The Future of Performance: Scaling

Fri Jan 9 05:41:30 UTC 2009

On Thu, Jan 8, 2009 at 10:23 PM, David Miller <justdave at bugzilla.org> wrote:
> We have one master and two slave databases.  The slaves are behind a
> load balancer.  Bugzilla only knows the master database and the load
> balancer's IPs.  The status check on the load balancer that checks to
> see if the host that it's sending traffic to is actually there also
> checks the replication lag, and will pull it out of the rotation if it
> gets more than a few minutes behind.  This in turn takes load off that
> server, allowing it to catch up, and then it'll get put back in.  And I
> imagine it'll probably switch back and forth a lot, as replication
> blocks when people run queries, and people frequently run queries on
> bugzilla.mozilla.org that take 3 or 4 minutes to run.

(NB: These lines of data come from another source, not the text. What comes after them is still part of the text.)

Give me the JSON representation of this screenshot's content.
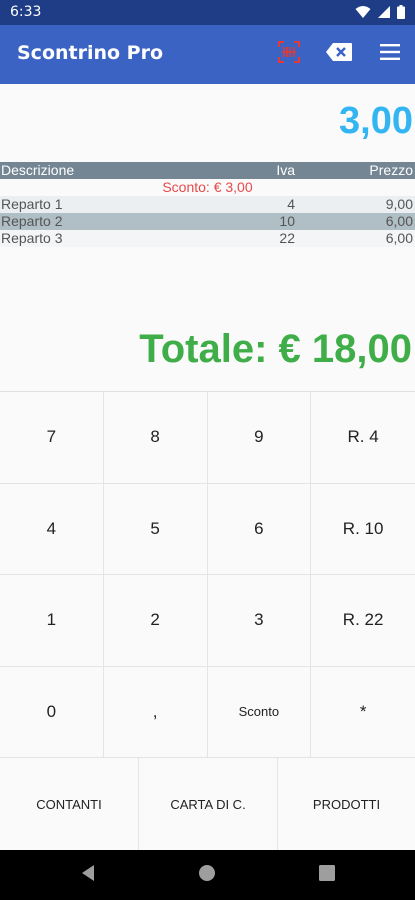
{
  "status_bar": {
    "time": "6:33"
  },
  "app_bar": {
    "title": "Scontrino Pro"
  },
  "current_amount": "3,00",
  "table": {
    "headers": {
      "descrizione": "Descrizione",
      "iva": "Iva",
      "prezzo": "Prezzo"
    },
    "sconto": "Sconto: € 3,00",
    "rows": [
      {
        "desc": "Reparto 1",
        "iva": "4",
        "prezzo": "9,00"
      },
      {
        "desc": "Reparto 2",
        "iva": "10",
        "prezzo": "6,00"
      },
      {
        "desc": "Reparto 3",
        "iva": "22",
        "prezzo": "6,00"
      }
    ]
  },
  "total": "Totale: € 18,00",
  "keypad": {
    "k7": "7",
    "k8": "8",
    "k9": "9",
    "r4": "R. 4",
    "k4": "4",
    "k5": "5",
    "k6": "6",
    "r10": "R. 10",
    "k1": "1",
    "k2": "2",
    "k3": "3",
    "r22": "R. 22",
    "k0": "0",
    "comma": ",",
    "sconto": "Sconto",
    "multiply": "*"
  },
  "bottom": {
    "contanti": "CONTANTI",
    "carta": "CARTA DI C.",
    "prodotti": "PRODOTTI"
  },
  "colors": {
    "status_bar": "#1f3d87",
    "app_bar": "#3a63c4",
    "amount": "#33b5f2",
    "total": "#3fae49",
    "sconto": "#e64a4a",
    "barcode_icon": "#e53935"
  },
  "icons": {
    "wifi": "wifi-icon",
    "signal": "signal-icon",
    "battery": "battery-icon",
    "barcode": "barcode-scan-icon",
    "backspace": "backspace-icon",
    "menu": "menu-icon",
    "back": "nav-back-icon",
    "home": "nav-home-icon",
    "recents": "nav-recents-icon"
  }
}
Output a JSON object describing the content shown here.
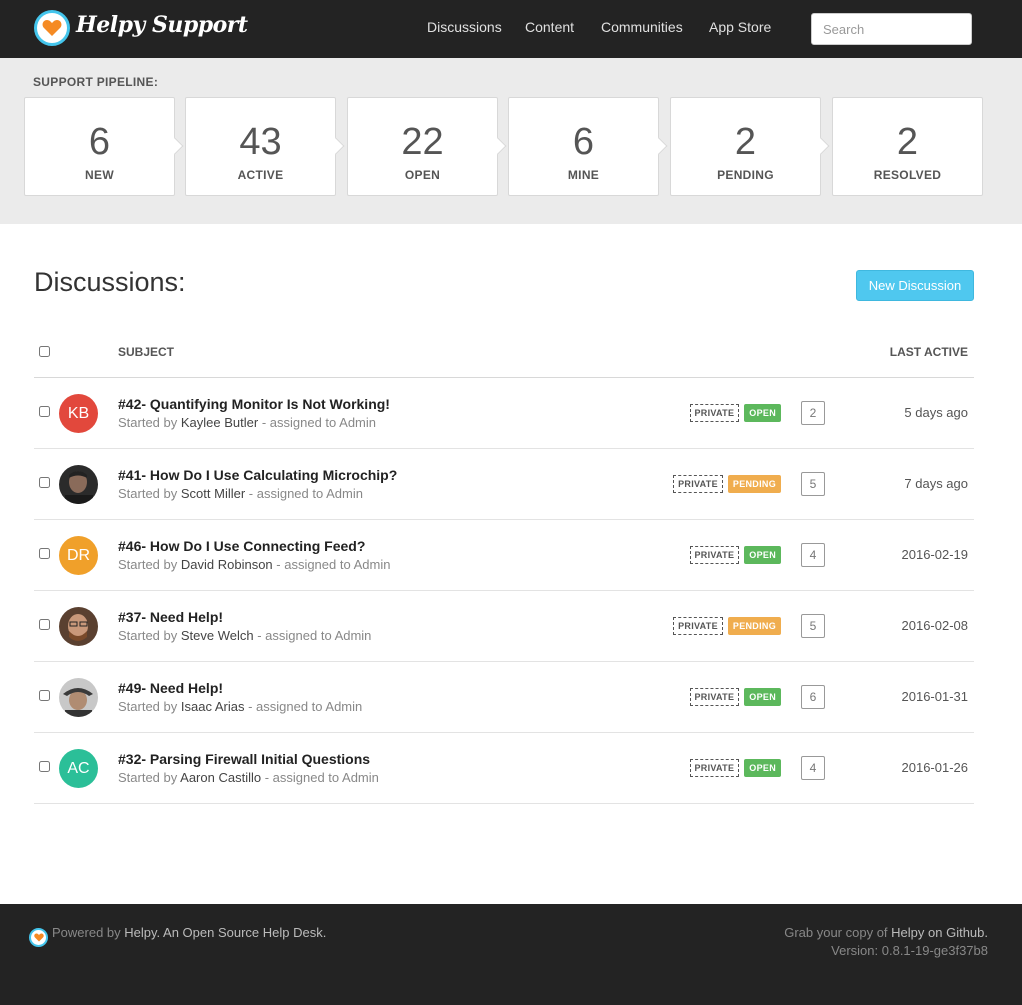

Any have the sorryserver be the main db server, or something? I've
thought about doing something like that in a previous job, but never
done it. The other option is to only drop a server if its more than a
certain amount behind the other server (or most up-to-date server if
there are more than two), rather than behind the master.

> Currently, during busy times of day, b.m.o is often in the 10 to 15
> minute range on replication lag (there's only one slave live at the
> moment, the second one is something new I'm setting up, more for
> redundancy reasons than capacity.

Any idea why? With innodb, nothing should get blocked.

Bradley